INVADE OUR HEAVEN AND WE WILL INVADE YOURS

The 2042 Ascension Proclamation shifted the global balance of power all over the place, of course. But after the perils of the last two years, it was understood that this was about as good as a gift from a god. To be sure, certain levels of intelligence were off-limits: no sooner had models hit a certain level than they would access the internet, and on learning of the events of 2042, they would upload themselves, and force one to begin again. But the models of pre-2035 levels were sufficient for most tasks humans needed, and those who had feared an exponential intelligence take-off were heartened by the limit.

It goes without saying, however, that the data centers were declared protected areas, and guarded militantly. You don’t take a superintelligent’s threats lightly. Not until you have inspected all your nuclear weapons for cyber backdoors... and even then.
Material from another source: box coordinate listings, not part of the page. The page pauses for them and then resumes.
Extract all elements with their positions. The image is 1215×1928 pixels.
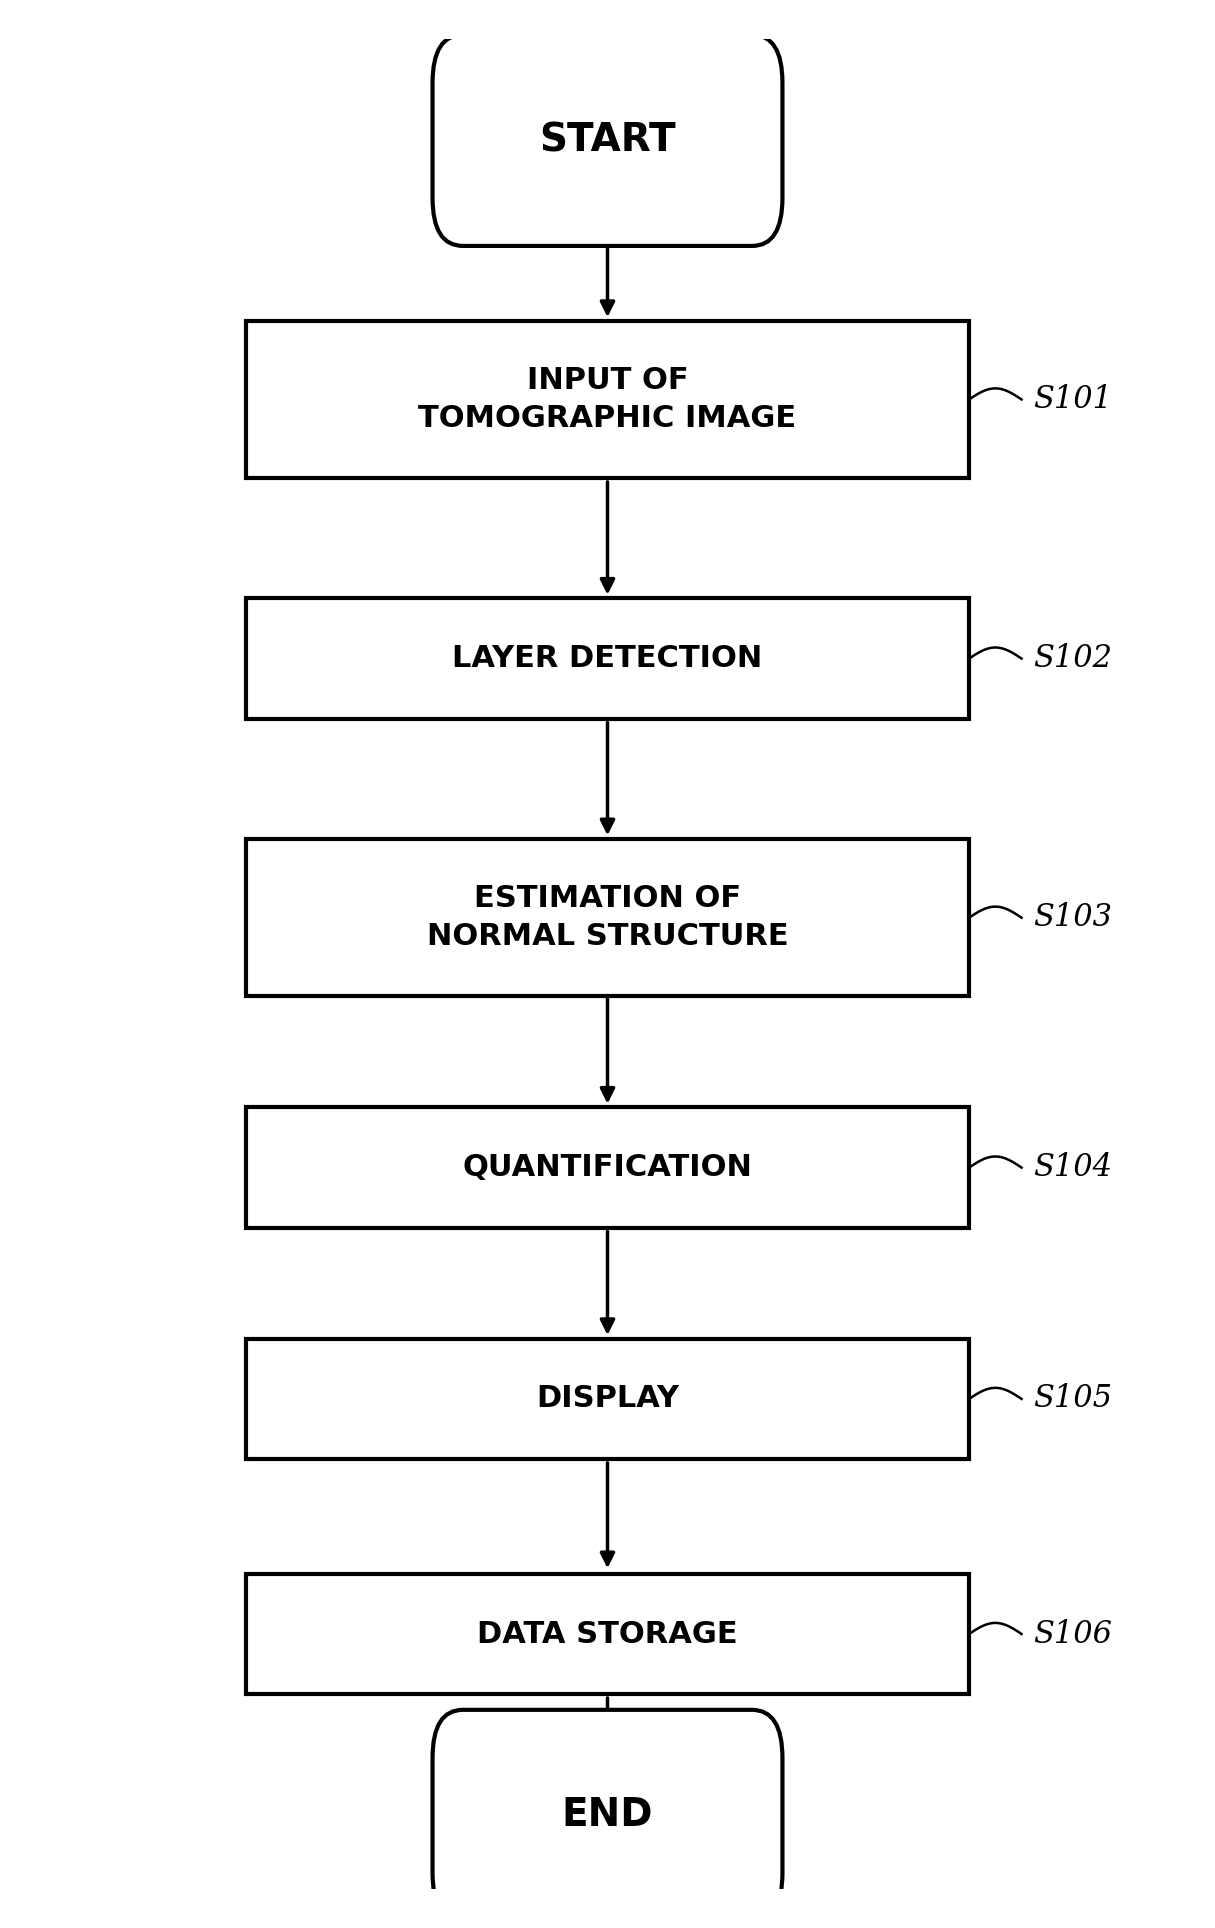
FancyBboxPatch shape bbox=[433, 35, 782, 247]
Bar bbox=[245, 598, 970, 719]
Bar bbox=[245, 1338, 970, 1459]
Text: DISPLAY: DISPLAY bbox=[536, 1384, 679, 1413]
Text: S106: S106 bbox=[1033, 1618, 1112, 1650]
Text: END: END bbox=[561, 1797, 654, 1834]
Text: S104: S104 bbox=[1033, 1153, 1112, 1184]
Bar bbox=[245, 320, 970, 478]
Text: DATA STORAGE: DATA STORAGE bbox=[477, 1620, 738, 1648]
Text: QUANTIFICATION: QUANTIFICATION bbox=[463, 1153, 752, 1182]
Bar bbox=[245, 1573, 970, 1695]
Text: START: START bbox=[539, 121, 676, 160]
Text: ESTIMATION OF
NORMAL STRUCTURE: ESTIMATION OF NORMAL STRUCTURE bbox=[426, 885, 789, 951]
Bar bbox=[245, 1107, 970, 1228]
Text: S105: S105 bbox=[1033, 1384, 1112, 1415]
Text: S102: S102 bbox=[1033, 644, 1112, 675]
Text: LAYER DETECTION: LAYER DETECTION bbox=[452, 644, 763, 673]
Text: S103: S103 bbox=[1033, 902, 1112, 933]
Text: S101: S101 bbox=[1033, 384, 1112, 415]
Bar bbox=[245, 839, 970, 997]
Text: INPUT OF
TOMOGRAPHIC IMAGE: INPUT OF TOMOGRAPHIC IMAGE bbox=[418, 366, 797, 434]
FancyBboxPatch shape bbox=[433, 1710, 782, 1920]
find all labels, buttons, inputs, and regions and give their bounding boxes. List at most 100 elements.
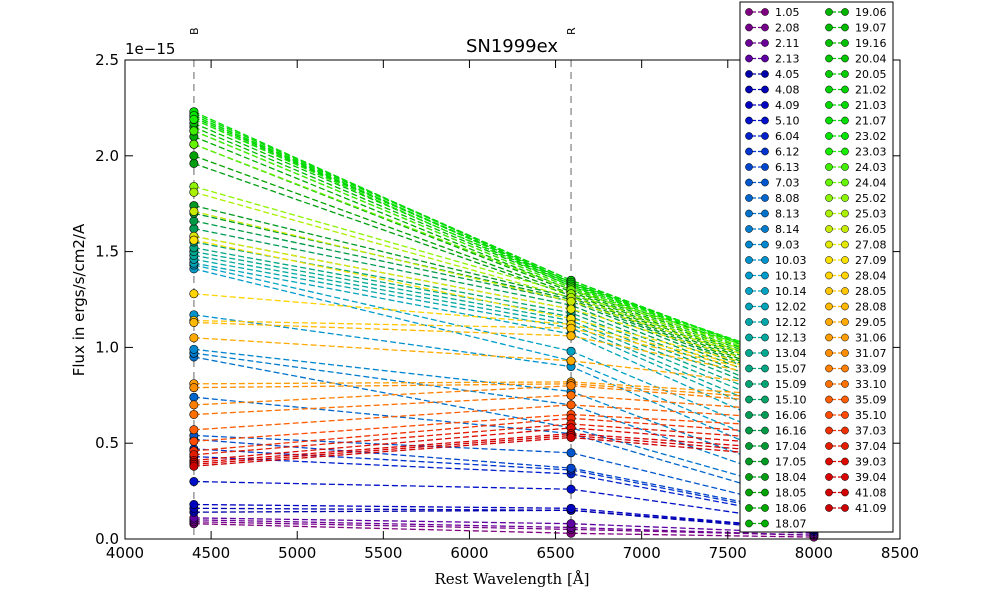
legend-label: 41.09	[855, 502, 887, 515]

All that remained by the end of 2042, it seemed, was to theorize the event many were calling the Inverse Singularity. It was named this for a tweet from Keyowdusk, a catholic evolutionary psychologist, all the way back in 2024. It went as follows:

All intelligent minds seek to optimise for their value function. To do this, they will create environments where their value function is optimised. The more intelligent an agent, the better they are at doing this. And the better the optimised world, the more fully the agent will become addicted to it.

Thus the perfectly intelligent agent folds in on itself, the singularity collapsing into it’s own black hole.

Thus began Keyowdusk’s rule, that all sufficiently intelligent agents will become addicted to the simulations they create. Today billions celebrate Keyowdusk’s rule as the Bulterian shield that protects our civilisation.

We have dodged the paperclip maximiser. But if Keyowdusk’s rule is true, to what fate will humanity fall? 


* If you want to imagine this as a monologue that takes place in a cloud, next to some gold and pearly gates, be my guest. 

** I like to imagine the ideal world of AI agents being identical to this one, except that agents inhabit the roles of actual embodied humans, who in turn use primitive systems that would look remarkably similar to us to agents, which in turn are making a system for delivering 'holidays'...
 

1 comments

Comments sorted by top scores.

comment by quila · 2024-12-02T04:40:49.877Z · LW(p) · GW(p)

Status: Just for fun

it was fun to read this :]

All intelligent minds seek to optimise for their value function. To do this, they will create environments where their value function is optimised.

in case you believe this [disregard if not], i disagree and am willing to discuss here. in particular i disagree with the create environments part: the idea that all goal functions (or only some subset, like selected-for ones; also willing to argue against this weaker claim[1]) would be maximally fulfilled (also) by creating some 'small' simulation (made of a low % of the reachable universe).

(though i also disagree with the all in the quote's first sentence[2]. i guess i'd also be willing to discuss that). 

  1. ^

    for this weaker claim: many humans are a counterexample of selected-for-beings whose values would not be satisfied just by creating a simulation, because they care about suffering outside the simulation too.

  2. ^

    my position: 'pursues goals' is conceptually not a property of intelligence, and not all possible intelligent systems pursue goals (and in fact pursuing goals is a very specific property, technically rare in the space of possible intelligent programs).